The Function of the Will.—Concerning the function of the will there can be no haziness or doubt. Volition concerns itself wholly with acts, responses. The will always has to do with causing or inhibiting some action, either physical or mental. We need to go to the dentist, tell some friend we were in the wrong, hold our mind to a difficult or uninteresting task, or do some other disagreeable thing from which we shirk. It is at such points that we must call upon the will.

Again, we must restrain our tongue from speaking the unkind word, keep from crying out when the dentist drills the tooth, check some unworthy line of thought. We must here also appeal to the will. We may conclude then that the will is needed whenever the physical or mental activity must be controlled with effort. Some writers have called the work of the will in compelling action its positive function, and in inhibiting action its negative function.

How the Will Exerts Its Compulsion.—How does the will bring its compulsion to bear? It is not a kind of mental policeman who can take us by the collar, so to speak, and say do this, or do not do that. The secret of the will's power of control lies in attention. It is the line of action that we hold the mind upon with an attitude of intending to perform it that we finally follow. It is the thing we keep thinking about that we finally do.

On the other hand, let us resolutely hold the mind away from some attractive but unsuitable line of action, directing our thoughts to an opposite course, or to some wholly different subject, and we have effectually blocked the wrong response. To control our acts is therefore to control our thoughts, and strength of will can be measured by our ability to direct our attention.

2. THE EXTENT OF VOLUNTARY CONTROL OVER OUR ACTS

A relatively small proportion of our acts, or responses, are controlled by volition. Nature, in her wise economy, has provided a simpler and easier method than to have all our actions performed or checked with conscious effort.

Classes of Acts or Response.—Movements or acts, like other phenomena, do not just happen. They never occur without a cause back of them. Whether they are performed with a conscious end in view or without it, the fact remains the same—something must lie back of the act to account for its performance. During the last hour, each of us has performed many simple movements and more or less complex acts. These acts have varied greatly in character. Of many we were wholly unconscious. Others were consciously performed, but without feeling of effort on our part. Still others were accomplished only with effort, and after a struggle to decide which of two lines of action we should take. Some of our acts were reflex, some were chiefly instinctive, and some were volitional.

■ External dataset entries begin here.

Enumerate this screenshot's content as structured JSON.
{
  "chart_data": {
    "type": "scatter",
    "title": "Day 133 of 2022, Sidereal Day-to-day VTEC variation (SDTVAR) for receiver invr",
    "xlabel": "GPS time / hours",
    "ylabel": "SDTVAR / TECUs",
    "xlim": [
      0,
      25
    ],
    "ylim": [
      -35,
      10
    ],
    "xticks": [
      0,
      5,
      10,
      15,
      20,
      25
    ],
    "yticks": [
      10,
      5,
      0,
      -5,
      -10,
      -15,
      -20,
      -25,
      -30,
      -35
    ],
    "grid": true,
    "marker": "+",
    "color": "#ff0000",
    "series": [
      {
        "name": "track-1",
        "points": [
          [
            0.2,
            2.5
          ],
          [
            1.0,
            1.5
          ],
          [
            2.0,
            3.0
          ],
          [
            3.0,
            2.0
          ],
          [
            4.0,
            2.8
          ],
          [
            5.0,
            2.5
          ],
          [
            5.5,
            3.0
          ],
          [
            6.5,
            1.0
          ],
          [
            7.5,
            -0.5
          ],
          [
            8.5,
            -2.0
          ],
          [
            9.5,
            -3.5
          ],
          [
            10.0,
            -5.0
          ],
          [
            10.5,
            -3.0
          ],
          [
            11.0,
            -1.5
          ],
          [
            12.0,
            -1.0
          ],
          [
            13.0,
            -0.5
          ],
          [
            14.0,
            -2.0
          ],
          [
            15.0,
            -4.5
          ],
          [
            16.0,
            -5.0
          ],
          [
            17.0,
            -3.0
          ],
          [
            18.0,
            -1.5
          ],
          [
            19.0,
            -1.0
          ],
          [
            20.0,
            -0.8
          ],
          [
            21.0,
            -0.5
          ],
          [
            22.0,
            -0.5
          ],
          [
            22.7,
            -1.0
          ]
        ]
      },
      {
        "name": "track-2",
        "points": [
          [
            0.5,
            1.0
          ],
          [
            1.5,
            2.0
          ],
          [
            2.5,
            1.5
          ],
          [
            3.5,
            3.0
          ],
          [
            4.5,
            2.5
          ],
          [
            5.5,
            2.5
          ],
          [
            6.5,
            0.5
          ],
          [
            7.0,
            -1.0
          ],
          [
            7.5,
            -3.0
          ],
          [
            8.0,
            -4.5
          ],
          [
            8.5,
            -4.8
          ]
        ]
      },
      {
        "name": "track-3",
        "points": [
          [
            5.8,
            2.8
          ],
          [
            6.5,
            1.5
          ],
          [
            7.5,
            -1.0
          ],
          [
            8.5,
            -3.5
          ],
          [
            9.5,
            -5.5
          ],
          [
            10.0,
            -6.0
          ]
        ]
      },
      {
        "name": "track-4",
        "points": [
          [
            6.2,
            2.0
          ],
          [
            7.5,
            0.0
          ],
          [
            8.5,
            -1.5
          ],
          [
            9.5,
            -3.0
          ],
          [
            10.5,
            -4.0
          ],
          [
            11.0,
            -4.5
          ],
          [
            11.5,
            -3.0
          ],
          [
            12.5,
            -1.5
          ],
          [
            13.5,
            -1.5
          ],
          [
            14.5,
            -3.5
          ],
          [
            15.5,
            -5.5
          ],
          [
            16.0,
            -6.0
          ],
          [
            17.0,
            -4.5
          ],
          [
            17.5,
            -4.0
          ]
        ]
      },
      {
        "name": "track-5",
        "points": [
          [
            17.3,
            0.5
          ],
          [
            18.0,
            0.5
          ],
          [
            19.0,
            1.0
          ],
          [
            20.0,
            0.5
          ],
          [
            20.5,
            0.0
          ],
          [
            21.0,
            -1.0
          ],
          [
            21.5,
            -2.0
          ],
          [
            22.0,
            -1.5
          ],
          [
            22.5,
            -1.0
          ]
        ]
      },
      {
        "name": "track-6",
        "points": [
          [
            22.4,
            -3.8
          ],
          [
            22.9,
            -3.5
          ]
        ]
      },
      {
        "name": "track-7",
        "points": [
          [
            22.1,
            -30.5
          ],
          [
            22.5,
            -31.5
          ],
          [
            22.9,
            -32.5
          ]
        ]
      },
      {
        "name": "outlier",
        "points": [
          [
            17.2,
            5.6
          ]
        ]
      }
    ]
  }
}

Simple Reflex Acts.—First, there are going on within every living organism countless movements of which he is in large part unconscious, which he does nothing to initiate, and which he is largely powerless to prevent. Some of them are wholly, and others almost, out of the reach and power of his will. Such are the movements of the heart and vascular system, the action of the lungs in breathing, the movements of the digestive tract, the work of the various glands in their process of secretion. The entire organism is a mass of living matter, and just because it is living no part of it is at rest.

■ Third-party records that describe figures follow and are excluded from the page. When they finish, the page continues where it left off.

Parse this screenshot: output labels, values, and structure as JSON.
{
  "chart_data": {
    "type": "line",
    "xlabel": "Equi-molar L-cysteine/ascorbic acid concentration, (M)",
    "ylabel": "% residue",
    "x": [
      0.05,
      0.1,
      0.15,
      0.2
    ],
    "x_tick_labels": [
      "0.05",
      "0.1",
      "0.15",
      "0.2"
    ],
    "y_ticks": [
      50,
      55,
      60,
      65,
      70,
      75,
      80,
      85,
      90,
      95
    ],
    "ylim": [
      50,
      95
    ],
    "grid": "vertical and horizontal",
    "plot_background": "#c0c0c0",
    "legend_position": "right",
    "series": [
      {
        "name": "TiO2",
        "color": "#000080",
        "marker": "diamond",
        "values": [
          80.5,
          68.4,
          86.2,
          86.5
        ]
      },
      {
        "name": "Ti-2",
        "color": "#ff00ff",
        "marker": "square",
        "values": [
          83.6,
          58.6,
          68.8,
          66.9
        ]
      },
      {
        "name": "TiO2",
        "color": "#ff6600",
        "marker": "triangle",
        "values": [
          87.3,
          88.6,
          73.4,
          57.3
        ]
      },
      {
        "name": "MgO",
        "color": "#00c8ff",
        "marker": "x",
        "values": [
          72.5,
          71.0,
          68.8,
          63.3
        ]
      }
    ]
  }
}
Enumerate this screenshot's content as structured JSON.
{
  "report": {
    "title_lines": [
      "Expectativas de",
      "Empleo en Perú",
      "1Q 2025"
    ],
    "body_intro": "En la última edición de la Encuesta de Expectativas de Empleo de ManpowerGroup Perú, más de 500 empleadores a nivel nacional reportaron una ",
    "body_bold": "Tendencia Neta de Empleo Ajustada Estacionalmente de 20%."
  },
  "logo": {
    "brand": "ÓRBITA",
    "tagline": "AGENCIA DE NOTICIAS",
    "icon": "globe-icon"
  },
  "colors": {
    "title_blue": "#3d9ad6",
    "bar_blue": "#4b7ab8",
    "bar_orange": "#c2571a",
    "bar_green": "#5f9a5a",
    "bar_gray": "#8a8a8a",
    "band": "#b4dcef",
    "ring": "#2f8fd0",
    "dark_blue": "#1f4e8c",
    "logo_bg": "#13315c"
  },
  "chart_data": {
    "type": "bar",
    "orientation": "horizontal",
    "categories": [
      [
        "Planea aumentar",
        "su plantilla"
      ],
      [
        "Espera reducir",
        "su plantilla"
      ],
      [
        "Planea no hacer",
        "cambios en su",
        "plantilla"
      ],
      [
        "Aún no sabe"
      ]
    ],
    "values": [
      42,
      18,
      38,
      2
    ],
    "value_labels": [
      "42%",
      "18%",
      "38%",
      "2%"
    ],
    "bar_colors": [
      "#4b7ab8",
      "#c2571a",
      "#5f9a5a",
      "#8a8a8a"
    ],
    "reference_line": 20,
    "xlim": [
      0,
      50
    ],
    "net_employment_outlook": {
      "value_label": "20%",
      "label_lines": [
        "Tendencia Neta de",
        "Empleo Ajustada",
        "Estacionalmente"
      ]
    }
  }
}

Movements of this type require no external stimulus and no direction, they are reflex; they take care of themselves, as long as the body is in health, without let or hindrance, continuing whether we sleep or wake, even if we are in hypnotic or anæsthetic coma. With movements of reflex type we shall have no more concern, since they are almost wholly physiological, and come scarcely at all within the range of the consciousness.

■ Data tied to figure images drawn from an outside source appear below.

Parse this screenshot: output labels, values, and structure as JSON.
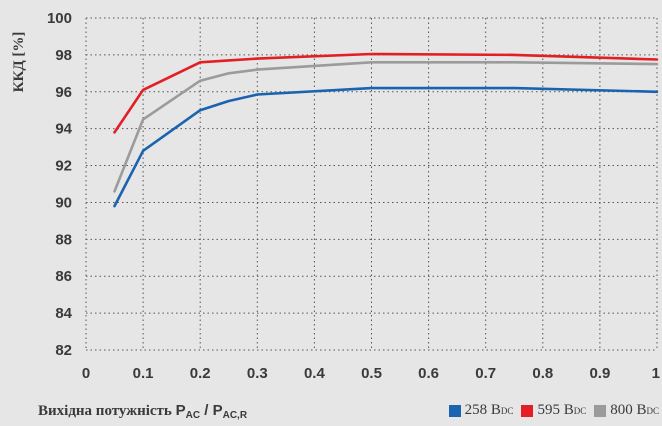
{
  "colors": {
    "background": "#e6e6e6",
    "grid": "#555555",
    "axis_text": "#3a3a3a"
  },
  "chart_data": {
    "type": "line",
    "ylabel": "ККД [%]",
    "xlabel": {
      "prefix": "Вихідна потужність ",
      "p1": "P",
      "p1_sub": "AC",
      "sep": " / ",
      "p2": "P",
      "p2_sub": "AC,R"
    },
    "xlim": [
      0,
      1
    ],
    "ylim": [
      82,
      100
    ],
    "xticks": [
      0,
      0.1,
      0.2,
      0.3,
      0.4,
      0.5,
      0.6,
      0.7,
      0.8,
      0.9,
      1
    ],
    "xtick_labels": [
      "0",
      "0.1",
      "0.2",
      "0.3",
      "0.4",
      "0.5",
      "0.6",
      "0.7",
      "0.8",
      "0.9",
      "1"
    ],
    "yticks": [
      82,
      84,
      86,
      88,
      90,
      92,
      94,
      96,
      98,
      100
    ],
    "ytick_labels": [
      "82",
      "84",
      "86",
      "88",
      "90",
      "92",
      "94",
      "96",
      "98",
      "100"
    ],
    "grid": true,
    "legend_position": "bottom-right",
    "x": [
      0.05,
      0.1,
      0.2,
      0.25,
      0.3,
      0.5,
      0.75,
      1.0
    ],
    "series": [
      {
        "name": "258 B",
        "unit_sub": "DC",
        "color": "#1a63b0",
        "values": [
          89.8,
          92.8,
          95.0,
          95.5,
          95.85,
          96.2,
          96.2,
          96.0
        ]
      },
      {
        "name": "595 B",
        "unit_sub": "DC",
        "color": "#e31e24",
        "values": [
          93.8,
          96.1,
          97.6,
          97.7,
          97.8,
          98.05,
          98.0,
          97.75
        ]
      },
      {
        "name": "800 B",
        "unit_sub": "DC",
        "color": "#9b9b9b",
        "values": [
          90.6,
          94.5,
          96.6,
          97.0,
          97.2,
          97.6,
          97.6,
          97.5
        ]
      }
    ]
  }
}
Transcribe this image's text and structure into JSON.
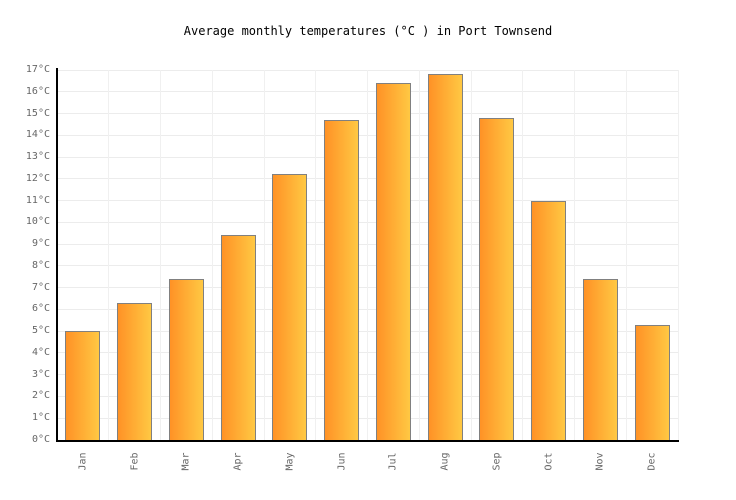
{
  "chart_data": {
    "type": "bar",
    "title": "Average monthly temperatures (°C ) in Port Townsend",
    "categories": [
      "Jan",
      "Feb",
      "Mar",
      "Apr",
      "May",
      "Jun",
      "Jul",
      "Aug",
      "Sep",
      "Oct",
      "Nov",
      "Dec"
    ],
    "values": [
      5.0,
      6.3,
      7.4,
      9.4,
      12.2,
      14.7,
      16.4,
      16.8,
      14.8,
      11.0,
      7.4,
      5.3
    ],
    "unit": "°C",
    "xlabel": "",
    "ylabel": "",
    "ylim": [
      0,
      17
    ],
    "ytick_step": 1,
    "ytick_labels": [
      "17°C",
      "16°C",
      "15°C",
      "14°C",
      "13°C",
      "12°C",
      "11°C",
      "10°C",
      "9°C",
      "8°C",
      "7°C",
      "6°C",
      "5°C",
      "4°C",
      "3°C",
      "2°C",
      "1°C",
      "0°C"
    ],
    "grid": true,
    "legend": false,
    "colors": {
      "bar_gradient_left": "#FF9226",
      "bar_gradient_right": "#FFC843",
      "bar_border": "#808080",
      "axis": "#000000",
      "gridline_h": "#ececec",
      "gridline_v": "#f0f0f0",
      "tick_label": "#666666",
      "title": "#000000"
    }
  }
}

Instinctive Acts.—Next there are a large number of such acts as closing the eyes when they are threatened, starting back from danger, crying out from pain or alarm, frowning and striking when angry. These may roughly be classed as instinctive, and have already been discussed under that head. They differ from the former class in that they require some stimulus to set the act off. We are fully conscious of their performance, although they are performed without a conscious end in view. Winking the eyes serves an important purpose, but that is not why we wink; starting back from danger is a wise thing to do, but we do not stop to consider this before performing the act.